The 8 December 2020 case (French: Affaire du 8 décembre 2020) refers to the arrests of nine French citizens who had joined the Kurdish People's Defense Units (YPG) by French authorities in December 2020. Having volunteered to fight with the Kurdish forces against the Islamic State and having returned to France in 2018, they were designated as far-left extremists by the General Directorate for Internal Security and were arrested in a series of raids on 8 December 2020. Seven of the nine were then criminally charged with associations with terrorism. The case is the first far-left terrorist case to be brought to court in France since the trial of Action Directe in 1995, and has been marked by controversies over mistreatment of the accused in detention and about the strength of the evidence.[1]

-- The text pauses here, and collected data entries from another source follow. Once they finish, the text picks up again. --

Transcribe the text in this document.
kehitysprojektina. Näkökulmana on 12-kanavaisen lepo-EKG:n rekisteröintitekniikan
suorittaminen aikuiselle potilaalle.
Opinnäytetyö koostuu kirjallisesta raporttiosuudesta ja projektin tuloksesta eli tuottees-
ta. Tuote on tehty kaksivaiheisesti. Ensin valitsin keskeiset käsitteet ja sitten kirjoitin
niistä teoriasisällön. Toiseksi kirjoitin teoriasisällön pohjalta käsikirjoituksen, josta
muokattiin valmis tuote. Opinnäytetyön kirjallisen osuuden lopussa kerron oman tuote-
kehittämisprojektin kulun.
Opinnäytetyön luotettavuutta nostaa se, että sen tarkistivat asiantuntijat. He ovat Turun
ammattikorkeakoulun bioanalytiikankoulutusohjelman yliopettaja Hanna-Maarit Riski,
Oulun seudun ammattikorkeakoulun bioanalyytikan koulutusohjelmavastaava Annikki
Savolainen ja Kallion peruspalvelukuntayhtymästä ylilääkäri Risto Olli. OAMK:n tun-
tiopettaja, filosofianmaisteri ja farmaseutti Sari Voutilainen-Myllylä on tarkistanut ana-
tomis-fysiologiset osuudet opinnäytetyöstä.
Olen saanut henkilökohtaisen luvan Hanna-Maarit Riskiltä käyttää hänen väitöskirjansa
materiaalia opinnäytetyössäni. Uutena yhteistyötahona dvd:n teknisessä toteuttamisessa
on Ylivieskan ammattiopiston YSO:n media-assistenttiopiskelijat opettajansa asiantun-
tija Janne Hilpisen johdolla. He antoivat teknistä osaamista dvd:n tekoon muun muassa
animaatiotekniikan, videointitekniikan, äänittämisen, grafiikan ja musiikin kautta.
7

Several dozen French citizens have travelled to Syria since 2015 to join Rojava forces in the fight against Islamic extremists Daesh.[2] In September 2019, Mediapart reported that French intelligence had placed a number of those volunteers under surveillance.[3]

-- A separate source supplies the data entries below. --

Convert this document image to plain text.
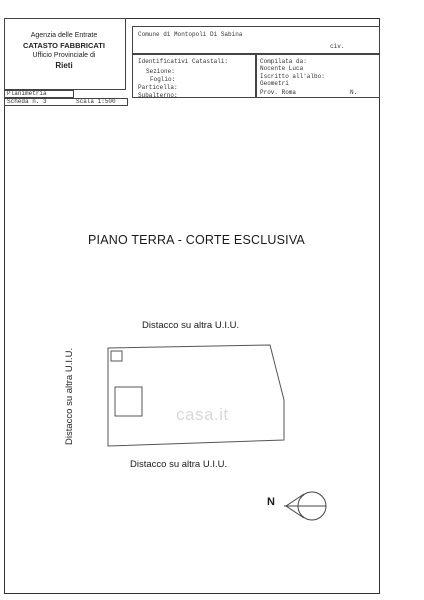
Agenzia delle Entrate
CATASTO FABBRICATI
Ufficio Provinciale di
Rieti
Comune di Montopoli Di Sabina
civ.
Identificativi Catastali:
Sezione:
Foglio:
Particella:
Subalterno:
Compilata da:
Nocente Luca
Iscritto all'albo:
Geometri
Prov. Roma	N.
Planimetria
Scheda n. 3	Scala 1:500
PIANO TERRA - CORTE ESCLUSIVA
Distacco su altra U.I.U.
Distacco su altra U.I.U.
Distacco su altra U.I.U.	casa.it
N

The case involved nine French citizens who had volunteered with the YPG. Police considered the leader of the nine to be Florian D., also known by the pseudonym Libre Flot, a former volunteer French teacher in the Calais Jungle before leaving to Rojava in 2017 to volunteer with the YPG.[4] Simon G. was a former pyrotechnician at Disneyland. Loïc M., William D. et Bastien A. had previously met Florian D. at the Zone to Defend at the Sivens Dam project.[5] Camille B., originally from Brittany, was the only woman among the accused.[6]
On 8 December 2020, at six in the morning, the General Directorate for Internal Security (Direction générale de la Sécurité intérieure, or DGSI) and the RAID conducted raids to arrest nine French citizens who had returned from Rojava, in Syria, in 2018. Those nine had all travelled to Rojava to join the YPG to assist in the fight against Daesh.[7] National Centre for Counter Terrorism head Laurent Nuñez claimed that the arrests demonstrated that there was an increased risk of far-left extremism in France.[8]

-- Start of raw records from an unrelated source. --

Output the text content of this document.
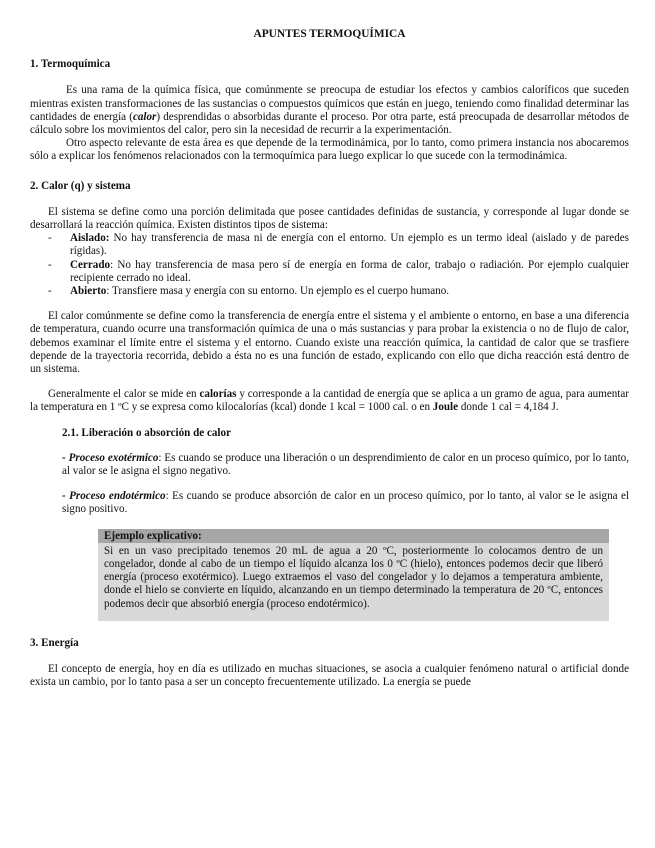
APUNTES TERMOQUÍMICA
1. Termoquímica

Es una rama de la química física, que comúnmente se preocupa de estudiar los efectos y cambios caloríficos que suceden mientras existen transformaciones de las sustancias o compuestos químicos que están en juego, teniendo como finalidad determinar las cantidades de energía (calor) desprendidas o absorbidas durante el proceso. Por otra parte, está preocupada de desarrollar métodos de cálculo sobre los movimientos del calor, pero sin la necesidad de recurrir a la experimentación.

Otro aspecto relevante de esta área es que depende de la termodinámica, por lo tanto, como primera instancia nos abocaremos sólo a explicar los fenómenos relacionados con la termoquímica para luego explicar lo que sucede con la termodinámica.

2. Calor (q) y sistema

El sistema se define como una porción delimitada que posee cantidades definidas de sustancia, y corresponde al lugar donde se desarrollará la reacción química. Existen distintos tipos de sistema:

- Aislado: No hay transferencia de masa ni de energía con el entorno. Un ejemplo es un termo ideal (aislado y de paredes rígidas).
- Cerrado: No hay transferencia de masa pero sí de energía en forma de calor, trabajo o radiación. Por ejemplo cualquier recipiente cerrado no ideal.
- Abierto: Transfiere masa y energía con su entorno. Un ejemplo es el cuerpo humano.

El calor comúnmente se define como la transferencia de energía entre el sistema y el ambiente o entorno, en base a una diferencia de temperatura, cuando ocurre una transformación química de una o más sustancias y para probar la existencia o no de flujo de calor, debemos examinar el límite entre el sistema y el entorno. Cuando existe una reacción química, la cantidad de calor que se trasfiere depende de la trayectoria recorrida, debido a ésta no es una función de estado, explicando con ello que dicha reacción está dentro de un sistema.

Generalmente el calor se mide en calorías y corresponde a la cantidad de energía que se aplica a un gramo de agua, para aumentar la temperatura en 1 ºC y se expresa como kilocalorías (kcal) donde 1 kcal = 1000 cal. o en Joule donde 1 cal = 4,184 J.

2.1. Liberación o absorción de calor

- Proceso exotérmico: Es cuando se produce una liberación o un desprendimiento de calor en un proceso químico, por lo tanto, al valor se le asigna el signo negativo.

- Proceso endotérmico: Es cuando se produce absorción de calor en un proceso químico, por lo tanto, al valor se le asigna el signo positivo.

Ejemplo explicativo:

Si en un vaso precipitado tenemos 20 mL de agua a 20 ºC, posteriormente lo colocamos dentro de un congelador, donde al cabo de un tiempo el líquido alcanza los 0 ºC (hielo), entonces podemos decir que liberó energía (proceso exotérmico). Luego extraemos el vaso del congelador y lo dejamos a temperatura ambiente, donde el hielo se convierte en líquido, alcanzando en un tiempo determinado la temperatura de 20 ºC, entonces podemos decir que absorbió energía (proceso endotérmico).

3. Energía

El concepto de energía, hoy en día es utilizado en muchas situaciones, se asocia a cualquier fenómeno natural o artificial donde exista un cambio, por lo tanto pasa a ser un concepto frecuentemente utilizado. La energía se puede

After being detained for three days, two of the arrested were subsequently released, whereas the other seven (six men and one woman, all in their early 30s) were charged with criminal association with intent to commit terrorist acts. A police source claimed to newspaper Sud Ouest that the arrested were "trying to purchase weapons, were training, and preparing explosives," and that they had vague undefined plans to target "the police or the military."[9] [10]
After a few months, however, only Florian D., was still under detention.[11] He was conditionally released for health reasons in April 2022.
In October 2023, the trial of the seven accused began at the 16th court of the Tribunal judiciaire de Paris.
In late February 2022, Florian D. began a hunger strike in protest against the poor conditions and the solitary confinement of his detention.[12] [13] In his letter, he stated that it had been "more than 14 months that I’ve been buried alive in a hellish and permanent solitude without having anyone to talk to" and that the director of detentions of the prison he was being held in had told him that his "placement and my maintenance in solitary confinement were decided from the first day by very high ranking people and that whatever I say or [the director of detentions] says or does, nothing will be done about it."[14] After being hospitalised due to the hunger strike, he was conditionally released for health reasons on 7 April.[15] [16]
During four months of detention, the only woman among the accused underwent nineteen full-body strip searches and claimed to have been threatened with sexual assault. On 8 March 2023, she was issued 200€ compensation after a French court found two of the strip searches illegal.
The charges brought against the seven have been controversial, and have been compared to the Tarnac Nine.[17] [18] [19]
Monde diplomatique journalist Philippe Baqué has stated that none of the objects claimed by the police to be material for explosives seized during the arrests were particularly uncommon or unusual to be owned, and that, as of April 2021, the police have yet to release clear evidence of intent to commit terrorist acts.[20] One of the arrested wrote in Lundi Matin that, contrary to police claims, they had not been an organised group and their detentions were the first time some of them had met.[21] Harrison Stetler and Rona Lorimer of The Nation stated that the accused "had no identifiable plan whatsoever to commit acts of violence" and that the trial was "about dusting off France’s anti-terrorism statutes to target activists on the left," comparing it to the French government's forced dissolution of environmentalist group Les Soulèvements de la Terre in 2023, in which the group was targeted with anti-terrorist police raids.[22]
Isabelle Sommier of Paris 1 Panthéon-Sorbonne University stated that arrests seemed politically motivated, "to demonstrate that the state is doing something" against recent demonstrations that had broken out in violence.[9]
French digital rights NGO La Quadrature du Net cited this case as an example for the attempt to outlaw the use of encryption.[23]